A conversation in the Perth press box was telling. A young television journalist, who has been following the Indian team around for almost five years, was expressing his anxieties to one of his colleagues in the following words: “If we continue to play like this, the company will no longer send us to cover cricket two years from now. Results of overseas Test series will be a foregone conclusion, and it will soon make sense to spend time in Bhiwani instead… we might find ourselves covering the boxers if they win a few medals in London. Do the IPL back home and boxing abroad…”
The comment was made half in jest, but it wasn’t all that far-fetched. If the media turns away from the game or is forced to do so in the years ahead—unthinkable though it may seem in view of the media glare on cricket at present—the game will soon start to lose its legions of fans. If the national team’s performance continues to be on its current downward spiral and the cricket administration is content to ignore the signs of alarm, the media might willy-nilly be forced to turn to other viable pastures. Dwindling fan passion will mean dwindling media attention, which in turn will imply tepid sponsor and advertiser interest in the days to come.
The IPL too will be affected sooner than later. Already in 2011, the IPL television ratings had started showing a downtrend. Misery piled up over the past seven months in the form of seven straight overseas defeats, and the BCCI’s cynical, business-as-usual ways will come to haunt it at some stage. Quite aside from the issue of fan following, which is not always the most discerning, is the BCCI content in driving the game towards a future where the national side might excel in the flat-track shorter formats while being suspect in the more rigorous, more demanding Tests? When was the last time India produced a top Test cricketer? How long will we continue to pay our way to IPL matches knowing that soon after these inconsequential slugfests are over, India will once again stand exposed against quality Test teams like England, South Africa and Australia? Why can’t the BCCI encourage MS Dhoni to do a Michael Clarke and for a change skip the Champions League? Clarke decided to stay away from the League and offered simply this by way of a reason: he wishes to be remembered as a good Test player.

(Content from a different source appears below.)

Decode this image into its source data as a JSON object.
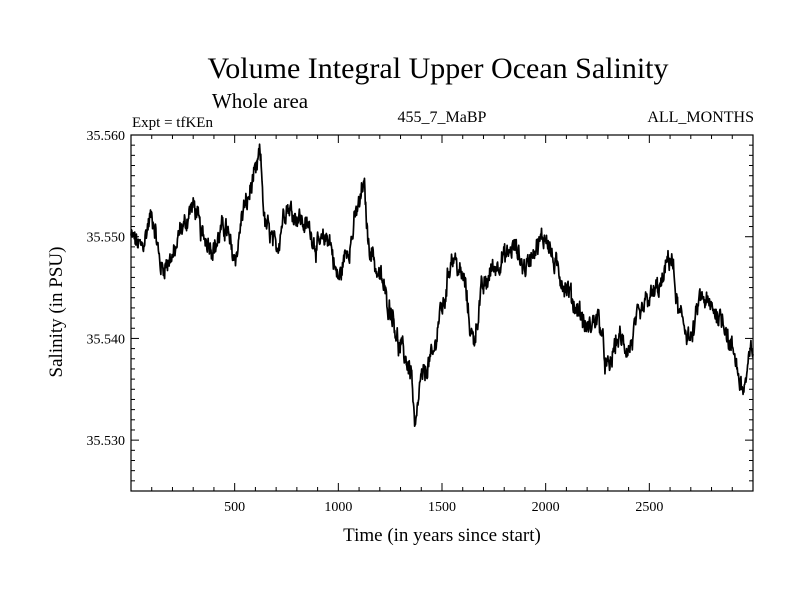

Indian cricket urgently needs a systemic overhaul, and it must start at the top. First, we need a reassessment of our priorities. We should then identify a list of players who will represent India only in Tests. It will be up to the Board to compensate these players for their monetary losses in not playing the IPL or Champions League. We need quality Test players who will not get injured by putting their bodies through hell at the height of the Indian summer. It’s time to start planning for the England tour of India in October-November, for if we start losing at home too, there will be no looking up from there for Indian cricket.